The presence of "violence" and "use of drugs/dope" in "failing schools" is not exactly unexpected news to teachers, of course. The New York Times (September 1, 2000) reported on the problem of getting good teachers for low-income schools. After noting "… a court order issued last week compels the Board of Education to assign all newly hired certified teachers to the city's 94 lowest-performing schools until about 400 vacancies there are filled" the reporter quoted a newly certified teacher applying for employment:
She said she would never work in a failing school, because most are in neighborhoods that she considers dangerous and because the demands are overwhelming. "You have to be a combination of a social worker and Mother Teresa to work in those schools," Lisa said, "Those kids deserve a decent education, but we as teachers deserve a decent work atmosphere. We deserve to be safe."
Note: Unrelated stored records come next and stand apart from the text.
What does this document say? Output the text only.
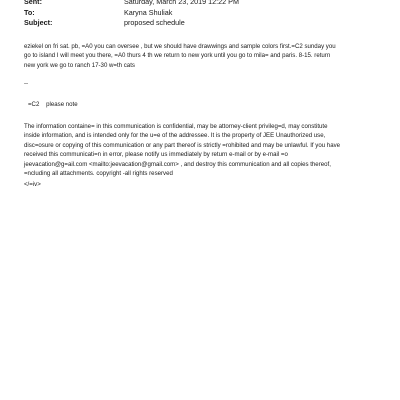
Sent:	Saturday, March 23, 2019 12:22 PM
To:	Karyna Shuliak
Subject:	proposed schedule

eziekel on fri sat. pb, =A0 you can oversee , but we should have drawwings and sample colors first.=C2 sunday you

go to island I will meet you there, =A0 thurs 4 th we return to new york until you go to mila= and paris. 8-15. return

new york we go to ranch 17-30 w=th cats

--
=C2    please note

The information containe= in this communication is confidential, may be attorney-client privileg=d, may constitute

inside information, and is intended only for the u=e of the addressee. It is the property of JEE Unauthorized use,

disc=osure or copying of this communication or any part thereof is strictly =rohibited and may be unlawful. If you have

received this communicati=n in error, please notify us immediately by return e-mail or by e-mail =o

jeevacation@g=ail.com <mailto:jeevacation@gmail.com> , and destroy this communication and all copies thereof,

=ncluding all attachments. copyright -all rights reserved

</=iv>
Consider again the factsheet on Lead Poisoning, mentioned in the beginning of this report, prepared by the Center for Children's Health and the Environment of the Mount Sinai School of Medicine in New York City which read:
Lead is the most well-studied example of an environmental contaminant that interferes with learning. Lead causes reductions in IQ. In addition, exposure to lead has been linked to disruptive classroom behavior and reduced ability to pay attention. Lead exposure has been shown to be correlated with failure to graduate from high school, as well as a tendency toward violence, addictive behaviors and other behavioral and emotional problems.
This is from medical research, on a hospital website, strangely ignored by educators and politicians. Students who have had their minds warped by exposure to brain damaging neurotoxins are almost certainly what the public perceives as the second biggest problem facing public schools, ranking only behind politicians. But as we will see, the ability to ignore the obvious represents the biggest clue that politicians are the primary problem.